Tuesday, August 13, 2013

Match Play: It's Not Over 'Til It's Over

For me, match play is fundamentally different from stroke play.  In stroke play, 2 bad holes can tilt the contest.  In match play, there are still 16 holes to be played, and they're all equally weighted.  And that's the essence of why I love match play.

The approaching Solheim Cup is probably (alongside the Ryder Cup) probably the most well-known match play tournament in golf, but match play is a format that easily engages golfers at all skill levels.  Still, the Solheim makes my heart beat faster.  At a deep and basic level, because I, too, have felt it, I understand and identify with the fierce rivalry that so engages Team USA and Team Europe in this biennial competition.

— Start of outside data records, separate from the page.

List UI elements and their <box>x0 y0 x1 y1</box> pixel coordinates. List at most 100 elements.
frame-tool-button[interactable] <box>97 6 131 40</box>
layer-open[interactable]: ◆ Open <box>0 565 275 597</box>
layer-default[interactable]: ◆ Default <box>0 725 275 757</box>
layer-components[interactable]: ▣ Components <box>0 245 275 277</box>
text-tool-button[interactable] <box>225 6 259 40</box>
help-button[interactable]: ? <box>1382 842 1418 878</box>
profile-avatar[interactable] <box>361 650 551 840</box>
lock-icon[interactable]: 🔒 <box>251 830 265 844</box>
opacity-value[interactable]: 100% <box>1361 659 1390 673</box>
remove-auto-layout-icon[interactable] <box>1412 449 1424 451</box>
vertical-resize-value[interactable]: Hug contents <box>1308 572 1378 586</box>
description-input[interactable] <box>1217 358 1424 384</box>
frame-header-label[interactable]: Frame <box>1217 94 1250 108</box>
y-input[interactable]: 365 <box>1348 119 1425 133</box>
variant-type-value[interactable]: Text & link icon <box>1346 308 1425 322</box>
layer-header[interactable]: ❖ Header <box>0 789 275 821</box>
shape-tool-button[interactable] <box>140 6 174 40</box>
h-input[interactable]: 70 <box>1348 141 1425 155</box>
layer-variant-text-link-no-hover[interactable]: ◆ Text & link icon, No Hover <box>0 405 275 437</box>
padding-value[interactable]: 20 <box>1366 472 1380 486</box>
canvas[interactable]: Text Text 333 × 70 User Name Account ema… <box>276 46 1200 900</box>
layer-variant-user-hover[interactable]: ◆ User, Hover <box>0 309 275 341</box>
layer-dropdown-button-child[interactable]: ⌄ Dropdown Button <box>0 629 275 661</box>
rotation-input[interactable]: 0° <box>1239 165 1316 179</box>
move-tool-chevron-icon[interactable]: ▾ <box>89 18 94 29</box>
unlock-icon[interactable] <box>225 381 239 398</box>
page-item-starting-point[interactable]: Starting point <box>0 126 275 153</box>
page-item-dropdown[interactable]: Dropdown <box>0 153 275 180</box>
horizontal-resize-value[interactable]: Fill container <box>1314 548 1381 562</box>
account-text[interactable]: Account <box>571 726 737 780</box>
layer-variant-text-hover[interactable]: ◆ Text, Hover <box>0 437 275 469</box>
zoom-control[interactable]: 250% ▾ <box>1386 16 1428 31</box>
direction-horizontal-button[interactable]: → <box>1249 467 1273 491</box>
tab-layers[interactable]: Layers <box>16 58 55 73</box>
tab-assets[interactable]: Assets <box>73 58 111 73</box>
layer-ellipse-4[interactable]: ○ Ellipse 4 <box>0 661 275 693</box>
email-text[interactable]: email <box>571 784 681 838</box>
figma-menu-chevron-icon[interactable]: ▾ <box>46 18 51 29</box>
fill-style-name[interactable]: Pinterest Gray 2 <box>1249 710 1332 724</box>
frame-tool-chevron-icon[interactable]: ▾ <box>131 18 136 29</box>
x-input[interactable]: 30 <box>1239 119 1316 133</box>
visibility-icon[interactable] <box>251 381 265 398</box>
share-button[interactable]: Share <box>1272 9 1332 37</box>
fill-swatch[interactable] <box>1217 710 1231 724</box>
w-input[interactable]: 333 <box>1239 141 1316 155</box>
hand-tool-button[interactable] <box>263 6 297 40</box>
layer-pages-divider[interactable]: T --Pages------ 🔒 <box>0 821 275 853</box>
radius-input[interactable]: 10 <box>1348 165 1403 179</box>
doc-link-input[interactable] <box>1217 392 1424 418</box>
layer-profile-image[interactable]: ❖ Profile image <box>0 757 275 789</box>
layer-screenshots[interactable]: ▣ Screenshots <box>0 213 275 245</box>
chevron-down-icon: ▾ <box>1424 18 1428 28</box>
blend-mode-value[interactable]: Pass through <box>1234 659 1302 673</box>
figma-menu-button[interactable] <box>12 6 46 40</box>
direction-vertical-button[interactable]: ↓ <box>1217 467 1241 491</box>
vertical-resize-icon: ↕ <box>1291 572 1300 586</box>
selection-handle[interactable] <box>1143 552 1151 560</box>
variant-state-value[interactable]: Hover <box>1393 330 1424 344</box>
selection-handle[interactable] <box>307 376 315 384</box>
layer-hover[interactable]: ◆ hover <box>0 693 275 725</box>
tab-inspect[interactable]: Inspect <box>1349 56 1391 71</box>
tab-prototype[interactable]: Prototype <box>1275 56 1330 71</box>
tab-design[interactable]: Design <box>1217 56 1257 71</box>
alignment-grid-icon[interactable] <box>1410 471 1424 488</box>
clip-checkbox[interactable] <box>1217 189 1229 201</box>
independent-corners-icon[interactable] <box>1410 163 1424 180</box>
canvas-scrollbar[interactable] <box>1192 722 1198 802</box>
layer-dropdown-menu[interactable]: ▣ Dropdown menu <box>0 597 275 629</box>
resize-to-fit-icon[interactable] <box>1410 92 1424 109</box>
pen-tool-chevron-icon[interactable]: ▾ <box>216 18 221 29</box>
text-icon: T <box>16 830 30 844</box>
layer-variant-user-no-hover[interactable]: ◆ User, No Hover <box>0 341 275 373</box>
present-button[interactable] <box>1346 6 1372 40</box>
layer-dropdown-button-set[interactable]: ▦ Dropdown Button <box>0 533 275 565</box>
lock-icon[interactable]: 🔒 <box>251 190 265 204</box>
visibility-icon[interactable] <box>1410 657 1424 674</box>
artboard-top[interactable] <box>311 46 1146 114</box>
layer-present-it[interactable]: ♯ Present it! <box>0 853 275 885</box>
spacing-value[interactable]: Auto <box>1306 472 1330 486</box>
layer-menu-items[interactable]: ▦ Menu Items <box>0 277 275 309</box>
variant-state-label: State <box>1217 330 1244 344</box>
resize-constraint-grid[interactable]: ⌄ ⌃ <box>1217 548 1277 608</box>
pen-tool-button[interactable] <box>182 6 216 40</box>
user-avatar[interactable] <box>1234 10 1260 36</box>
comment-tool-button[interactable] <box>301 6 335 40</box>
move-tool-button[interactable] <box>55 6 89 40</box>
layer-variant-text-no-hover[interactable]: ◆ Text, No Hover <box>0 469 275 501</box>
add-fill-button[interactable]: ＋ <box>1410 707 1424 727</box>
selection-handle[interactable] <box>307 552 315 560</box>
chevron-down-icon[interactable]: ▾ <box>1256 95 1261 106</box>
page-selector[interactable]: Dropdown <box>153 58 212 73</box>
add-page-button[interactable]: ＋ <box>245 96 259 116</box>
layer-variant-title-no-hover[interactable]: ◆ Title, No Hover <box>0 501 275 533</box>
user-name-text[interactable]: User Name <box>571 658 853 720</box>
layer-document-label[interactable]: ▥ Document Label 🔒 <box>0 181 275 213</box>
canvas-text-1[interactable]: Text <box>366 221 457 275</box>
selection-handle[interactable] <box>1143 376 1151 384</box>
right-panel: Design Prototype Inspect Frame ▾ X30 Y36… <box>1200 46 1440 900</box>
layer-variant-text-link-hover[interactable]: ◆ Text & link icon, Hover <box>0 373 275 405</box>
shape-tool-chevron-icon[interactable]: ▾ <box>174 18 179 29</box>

But match play isn't limited to the Solheim and Ryder Cups.  The format can frame golf rivalries and competitions at all levels of player skill.


Wes and I have always framed our contests within a match play format.  The contest is so much more balanced, even though there's some distance between his handicap and mine.  (Let's face it.  Wes is the better golfer.)  I get a shot on the most difficult holes, but we're going head-to-head on most of them.  In our 3-round match last week, everything came down to a putt on the 17th hole of the 3rd round.  That's really match play at its best, intense, close, sharp competition.  (We just can't count that awful 18th hole at Indian Valley-- both of us succumbed to golf disasters.)  It's not over until it's over in match play.

Barb always organizes an annual match play tournament for the Star Fort Ladies Golf Association that engages everybody and tends to run over 8 or 10 weeks because we're all responsible for arranging our own matches.  I still savor the match I played against the prevailing women's club champion several years ago.  Like Wes, she was by far the better golfer and so I had some shots on the more difficult holes.  But the match went back and forth, with me 1 up, with Lynn 1 up, with us all square, back and forth it went.  By the 16th hole we'd collected a gallery.  I really think everybody was astonished that I was still upright and playing golf.  In any case, we finished 18 all square and, without any prior arrangement in the tournament rules (Barb had apparently not anticipated this outcome for any of the matches), we made a pit stop in the club house and returned to the first tee.  All square at the end of the 19th hole.  On to #2.  I lost on a bad chip.  Lynn took the hole by one shot and won the match.  It's not over until it's over in match play.

I learned something from that match that has informed my game plan to today.  My putt begins with my chip.  No matter how good my putting, if I can't chip and get in close, I'm not going to win.  I began that day to work on my chipping, and it's still the shot I practice most, with everything from my 7 iron to my sand wedge.  Barb occasionally chips with one of her hybrids, and Wes has been known to use his 3 wood, but Wes uses his 3 wood to putt some times.

Then there's the Pumpkin Cup, which will get more blog attention later in the fall.  This annual match play tournament between the Star Fort Ladies Golf Association and the Woodfin Ridge Ladies Golf Association is modeled on the Solheim Cup, although the 4-ball format isn't used in the Pumpkin Cup.  The Pumpkin Cup began as a way to extend the interclub golf season, sort of a superbowl event in women's amateur golf.  Several years ago some women at Woodfin Ridge challenged some women at Star Fort to raise a team and spend a weekend in late October competing for a cheap pressed glass pumpkin in a match play tournament.  As you might imagine, the event has evolved.  There are team colors, Saturday and Sunday "uniforms," the emergence of a fierce rivalry, the loss of the glass pumpkin, the reclaiming of the glass pumpkin, disputes about the formula for the pairings, strategy sessions, all designed to whip all of us into a wild frenzy leading up to the weekend in late October when we take to the course and, with our vest best games, give it everything we have in every match.

Last year Woodfin Ridge hosted the Pumpkin Cup and at the end of Saturday the board looked dismal for the Star Fort team:  Woodfin Ridge - 10, Star Fort -0.  It wasn't as bad as it looks.  We had lost 7 matches by a single hole, some by a single putt.  Because we were defending the Pumpkin, we had only to play to a tie to keep the Pumpkin (our agreed-upon rule in order to avoid a late Sunday afternoon tie-breaker), but going in to Sunday we were faced with winning every match in order to tie the tournament up and keep the pumpkin.  We played out hearts out and when the day was don it was Woodfin Ridge - 11, Star Fort 9, and we'd lost the pumpkin.

But like Stacy Lewis and Paula Creamer in 2011, even as we stood to the side and as watched the Woodfin Ridge women celebrate their victory, we plotted our revenge and vowed to take back the pumpkin this October.  Because in match play, it's not over until it's over.